Dizinin açılış sekansı, ülkemiz açısından enteresan bir sürprizle başlıyor. Türkiye-Suriye sınırında görev yapan Eddie, iki ülke arasındaki sınırda anlaşmazlık yaşayan biri Türk, diğeri Suriyeli iki çobanı barıştırmaya çalışıyor.
İşte tam o sırada Halstead Düklüğü’nden gelen yardımcıları Ahmed geliyor ve ona babasının ölüm döşeğinde olduğunu ve acilen İngiltere’ye dönmesi gerektiğini söylüyor. Eddie, bu sahnede Ahmed’in bindiği 34 plakalı aracın şoförünü Türkçe olarak selamlıyor.
Şatoya döndükten sonra kısa süre içinde babaları beklenildiği gibi hayata veda eden Eddie, mirasın ağabeyi Freddy (Daniel Ings) yerine kendisine kaldığını öğrenince planladığı gibi sınırdaki görevine dönemiyor.
Birinci bölümün ikinci dramatik noktasında ise Eddie, babalarının şatonun altındaki dev bodrumda bir marihuana çiftliği kurmasına izin verdiğini, çiftliği işleten mafya babasının kızı Susie Glass (Kaya Scodelario) aracılığıyla öğreniyor ve macera başlıyor.

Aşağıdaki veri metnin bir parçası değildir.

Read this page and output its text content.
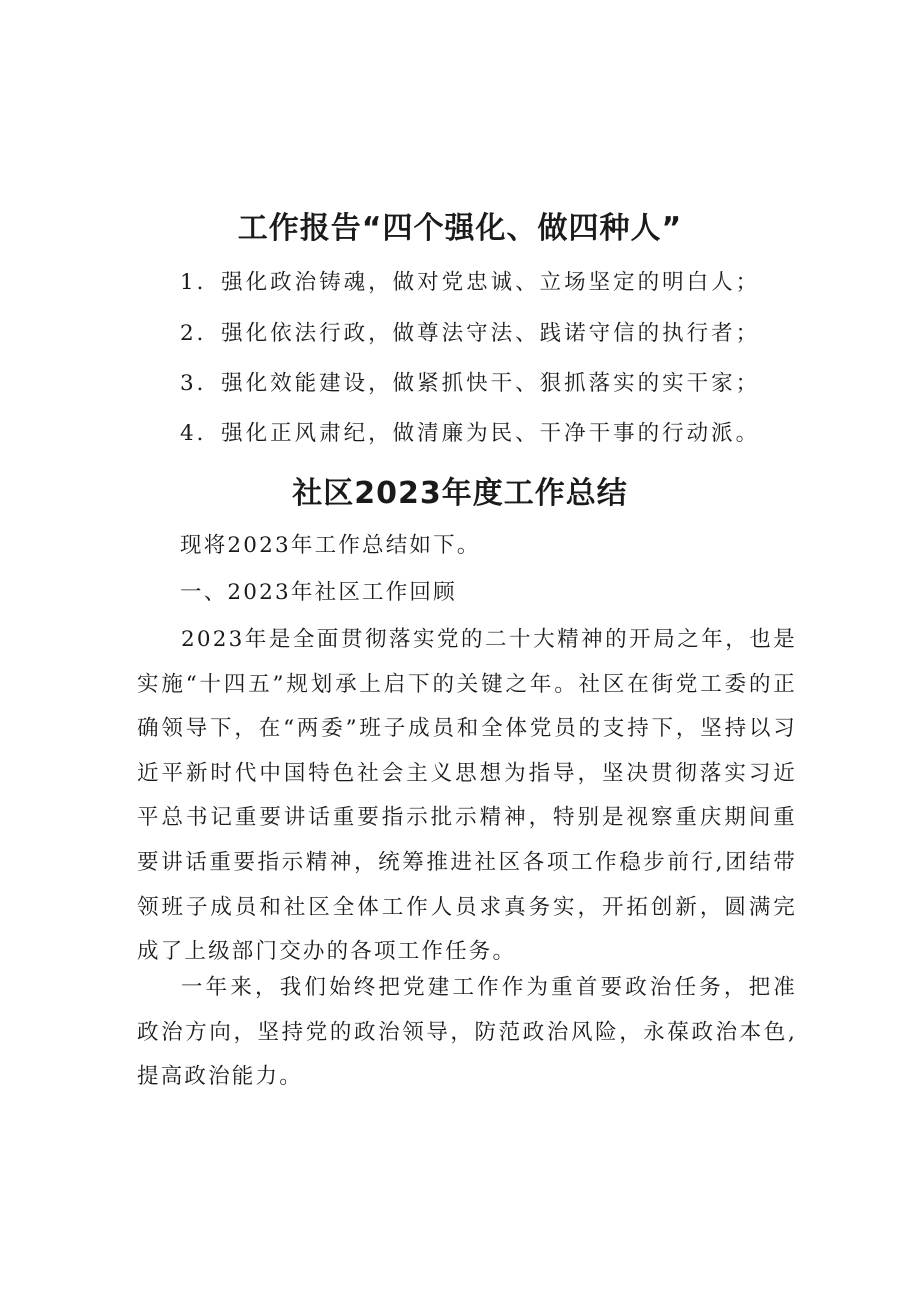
工作报告“四个强化、做四种人”
1．强化政治铸魂，做对党忠诚、立场坚定的明白人；
2．强化依法行政，做尊法守法、践诺守信的执行者；
3．强化效能建设，做紧抓快干、狠抓落实的实干家；
4．强化正风肃纪，做清廉为民、干净干事的行动派。
社区2023年度工作总结
现将2023年工作总结如下。
一、2023年社区工作回顾
2023年是全面贯彻落实党的二十大精神的开局之年，也是实施“十四五”规划承上启下的关键之年。社区在街党工委的正确领导下，在“两委”班子成员和全体党员的支持下，坚持以习近平新时代中国特色社会主义思想为指导，坚决贯彻落实习近平总书记重要讲话重要指示批示精神，特别是视察重庆期间重要讲话重要指示精神，统筹推进社区各项工作稳步前行,团结带领班子成员和社区全体工作人员求真务实，开拓创新，圆满完成了上级部门交办的各项工作任务。
一年来，我们始终把党建工作作为重首要政治任务，把准政治方向，坚持党的政治领导，防范政治风险，永葆政治本色,提高政治能力。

Hayatını güvenliği tesis etmeye adamış bir askerin kendini bir suç imparatorluğuna ev sahipliği yaparken bulmasıyla ortaya çıkan oksimoron, bir anda Eddie’nin hayatının gerçekliği haline gelmekle kalmıyor, başka dertler de ortaya çıkıyor.
Ağabeyi Freddy’nin yarattığı kaos, Eddie’nin kendini bambaşka kriminal olayların içinde bulmasına yol açıyor. Eddie, bu suçla örülü dünyanın içinden çıkmaya uğraştıkça daha da saplanıyor.
Sekiz bölüm boyunca dizinin protagonistinin yaşadığı iç çatışmalara tanıklık ediyoruz. Eddie, kriminal dünyada karşısına çıkan tüm rakipleri, ortağı Susie ile beraber saf dışı ettikçe ilginç bir şekilde bu ona haz ve heyecan vermeye başlıyor.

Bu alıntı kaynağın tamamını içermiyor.